Electrically insulative materials (in other words, dielectric materials) are widely used in semiconductor fabrication to electrically isolate various electrical components from one another. Devices that extend into a semiconductor substrate may be electrically isolated by trenched isolation regions formed within the substrate between the components. In such technique, trenches are etched into a semiconductor substrate (such as a silicon substrate); and the trenches are subsequently filled with dielectric material (such as silicon dioxide).
Various methods have been developed for depositing dielectric materials across semiconductor substrates. Such methods include chemical vapor deposition (CVD) processes and atomic layer deposition (ALD) processes. ALD processes are generally processes in which precursor materials react at a surface, rather than in a vapor phase above the surface. In contrast, CVD processes are generally processes in which precursor materials react in a vapor phase above the surface to form the deposit that ultimately accumulates on the surface. ALD processes will generally be characterized by successive, controlled formation of monolayers across a substrate surface, with the monolayers building up to form the desired deposit to a desired thickness. CVD process will not comprise controlled formation of monolayers, and instead will form a thick bulk deposit across a substrate surface in a single deposition step.

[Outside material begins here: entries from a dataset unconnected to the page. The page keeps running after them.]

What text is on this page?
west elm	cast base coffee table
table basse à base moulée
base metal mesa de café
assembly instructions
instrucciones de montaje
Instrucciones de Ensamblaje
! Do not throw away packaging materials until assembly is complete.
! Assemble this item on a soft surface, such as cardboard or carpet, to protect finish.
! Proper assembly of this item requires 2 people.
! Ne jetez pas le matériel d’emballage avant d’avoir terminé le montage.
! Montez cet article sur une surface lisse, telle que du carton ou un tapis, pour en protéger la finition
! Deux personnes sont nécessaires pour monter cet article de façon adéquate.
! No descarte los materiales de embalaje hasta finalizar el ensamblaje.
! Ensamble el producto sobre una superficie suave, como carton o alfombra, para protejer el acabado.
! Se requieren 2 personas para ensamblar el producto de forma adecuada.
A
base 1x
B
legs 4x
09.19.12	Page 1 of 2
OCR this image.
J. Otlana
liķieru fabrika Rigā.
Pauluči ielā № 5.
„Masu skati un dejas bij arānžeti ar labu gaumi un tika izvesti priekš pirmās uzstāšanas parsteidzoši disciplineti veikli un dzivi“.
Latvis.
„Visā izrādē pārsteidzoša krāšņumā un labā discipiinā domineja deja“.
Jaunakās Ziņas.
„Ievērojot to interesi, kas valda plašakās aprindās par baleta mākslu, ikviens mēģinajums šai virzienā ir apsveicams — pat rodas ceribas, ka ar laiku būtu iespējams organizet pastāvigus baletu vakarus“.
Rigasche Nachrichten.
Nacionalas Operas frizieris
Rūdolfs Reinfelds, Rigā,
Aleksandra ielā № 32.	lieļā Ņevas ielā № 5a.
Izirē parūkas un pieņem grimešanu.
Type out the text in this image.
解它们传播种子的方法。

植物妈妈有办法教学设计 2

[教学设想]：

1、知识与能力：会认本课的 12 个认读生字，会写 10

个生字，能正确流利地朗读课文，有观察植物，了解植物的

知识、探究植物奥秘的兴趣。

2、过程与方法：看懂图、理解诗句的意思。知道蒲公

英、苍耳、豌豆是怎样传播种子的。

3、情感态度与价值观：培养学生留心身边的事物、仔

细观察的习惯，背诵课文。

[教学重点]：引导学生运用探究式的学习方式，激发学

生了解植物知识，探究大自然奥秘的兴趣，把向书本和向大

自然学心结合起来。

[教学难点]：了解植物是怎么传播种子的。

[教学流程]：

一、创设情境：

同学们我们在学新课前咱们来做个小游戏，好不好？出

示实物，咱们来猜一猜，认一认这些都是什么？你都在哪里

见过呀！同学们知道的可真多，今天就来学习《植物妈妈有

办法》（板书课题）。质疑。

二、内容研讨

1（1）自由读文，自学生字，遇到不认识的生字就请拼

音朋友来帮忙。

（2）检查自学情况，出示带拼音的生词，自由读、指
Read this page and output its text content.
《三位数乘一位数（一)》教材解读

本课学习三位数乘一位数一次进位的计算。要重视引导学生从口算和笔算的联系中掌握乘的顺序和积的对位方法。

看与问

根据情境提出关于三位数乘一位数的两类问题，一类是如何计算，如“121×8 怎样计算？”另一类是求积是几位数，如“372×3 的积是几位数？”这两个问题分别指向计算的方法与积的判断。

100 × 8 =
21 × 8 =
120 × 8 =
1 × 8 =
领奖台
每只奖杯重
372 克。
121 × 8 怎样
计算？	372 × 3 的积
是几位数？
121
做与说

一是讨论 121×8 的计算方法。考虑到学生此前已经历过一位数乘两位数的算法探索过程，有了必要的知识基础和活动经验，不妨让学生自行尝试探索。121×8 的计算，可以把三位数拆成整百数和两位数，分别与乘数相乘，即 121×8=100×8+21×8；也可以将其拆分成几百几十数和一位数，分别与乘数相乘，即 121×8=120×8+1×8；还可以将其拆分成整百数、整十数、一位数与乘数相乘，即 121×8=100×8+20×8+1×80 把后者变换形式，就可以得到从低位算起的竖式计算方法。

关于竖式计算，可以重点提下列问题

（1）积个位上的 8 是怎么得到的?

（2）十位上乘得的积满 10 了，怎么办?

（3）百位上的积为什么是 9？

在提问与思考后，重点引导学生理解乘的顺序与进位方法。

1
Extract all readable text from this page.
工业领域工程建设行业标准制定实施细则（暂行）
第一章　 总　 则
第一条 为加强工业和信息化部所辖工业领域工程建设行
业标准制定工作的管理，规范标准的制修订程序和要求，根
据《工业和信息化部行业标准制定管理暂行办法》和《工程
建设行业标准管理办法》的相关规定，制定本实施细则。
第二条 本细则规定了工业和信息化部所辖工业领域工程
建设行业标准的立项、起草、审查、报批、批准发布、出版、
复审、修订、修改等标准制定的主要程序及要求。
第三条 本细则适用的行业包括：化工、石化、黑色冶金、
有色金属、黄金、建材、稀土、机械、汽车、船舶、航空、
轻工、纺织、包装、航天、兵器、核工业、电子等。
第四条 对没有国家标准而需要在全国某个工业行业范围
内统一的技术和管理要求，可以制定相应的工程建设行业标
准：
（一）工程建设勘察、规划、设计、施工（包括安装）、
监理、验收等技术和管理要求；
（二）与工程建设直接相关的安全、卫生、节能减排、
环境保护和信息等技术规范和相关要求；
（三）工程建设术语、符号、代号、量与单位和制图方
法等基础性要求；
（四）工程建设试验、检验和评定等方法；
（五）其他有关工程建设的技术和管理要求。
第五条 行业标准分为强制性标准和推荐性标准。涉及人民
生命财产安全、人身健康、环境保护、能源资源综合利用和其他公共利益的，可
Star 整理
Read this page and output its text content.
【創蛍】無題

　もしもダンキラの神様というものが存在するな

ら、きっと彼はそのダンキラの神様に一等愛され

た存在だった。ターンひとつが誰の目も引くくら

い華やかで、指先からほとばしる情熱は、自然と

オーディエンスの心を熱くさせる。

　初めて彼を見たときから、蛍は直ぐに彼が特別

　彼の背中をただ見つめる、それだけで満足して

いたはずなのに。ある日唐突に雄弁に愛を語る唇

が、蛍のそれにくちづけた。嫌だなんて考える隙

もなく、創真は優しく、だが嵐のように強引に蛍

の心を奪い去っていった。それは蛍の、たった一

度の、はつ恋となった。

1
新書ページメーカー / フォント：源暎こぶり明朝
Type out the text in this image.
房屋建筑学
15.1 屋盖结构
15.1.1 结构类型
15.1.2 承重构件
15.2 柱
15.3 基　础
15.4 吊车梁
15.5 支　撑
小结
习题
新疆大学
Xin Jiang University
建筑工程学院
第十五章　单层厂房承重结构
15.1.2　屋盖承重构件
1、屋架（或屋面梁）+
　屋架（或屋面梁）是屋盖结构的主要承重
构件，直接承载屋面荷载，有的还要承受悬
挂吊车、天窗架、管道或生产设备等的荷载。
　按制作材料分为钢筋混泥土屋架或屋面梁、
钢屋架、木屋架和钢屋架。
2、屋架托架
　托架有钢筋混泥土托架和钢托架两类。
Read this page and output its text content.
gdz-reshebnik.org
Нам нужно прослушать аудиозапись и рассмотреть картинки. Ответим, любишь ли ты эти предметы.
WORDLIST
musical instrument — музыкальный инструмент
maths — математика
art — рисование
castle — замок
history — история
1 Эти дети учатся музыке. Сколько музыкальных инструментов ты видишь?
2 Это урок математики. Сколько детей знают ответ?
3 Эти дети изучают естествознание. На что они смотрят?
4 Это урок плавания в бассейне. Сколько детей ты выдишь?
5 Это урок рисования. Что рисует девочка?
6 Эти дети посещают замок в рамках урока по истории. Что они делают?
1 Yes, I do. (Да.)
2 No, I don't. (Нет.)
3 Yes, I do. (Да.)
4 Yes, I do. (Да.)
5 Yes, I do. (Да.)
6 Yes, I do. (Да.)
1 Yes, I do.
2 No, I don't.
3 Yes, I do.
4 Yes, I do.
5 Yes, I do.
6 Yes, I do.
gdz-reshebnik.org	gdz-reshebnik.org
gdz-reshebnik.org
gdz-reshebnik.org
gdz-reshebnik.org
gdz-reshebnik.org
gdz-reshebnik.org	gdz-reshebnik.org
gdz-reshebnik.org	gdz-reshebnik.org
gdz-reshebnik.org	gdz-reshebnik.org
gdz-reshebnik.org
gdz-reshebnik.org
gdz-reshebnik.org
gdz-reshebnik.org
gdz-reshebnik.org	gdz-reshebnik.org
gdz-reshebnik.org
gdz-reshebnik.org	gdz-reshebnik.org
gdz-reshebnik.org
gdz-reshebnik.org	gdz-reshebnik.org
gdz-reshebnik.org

An advantage of CVD is that it is relatively rapid, and accordingly may be utilized to achieve high throughput of wafers through a fabrication process. A disadvantage of CVD is that it tends to lead to relatively poor uniformity of deposition across a substrate. In contrast, an advantage of ALD is that it may accomplish relatively good uniformity of deposition across a substrate, and a disadvantage of some ALD processes is that they tend to be slow and accordingly associated with low throughput of wafers through a fabrication process. It is desired to develop processes having the good uniformity associated with ALD, while also allowing relatively high throughput of wafers through a fabrication process.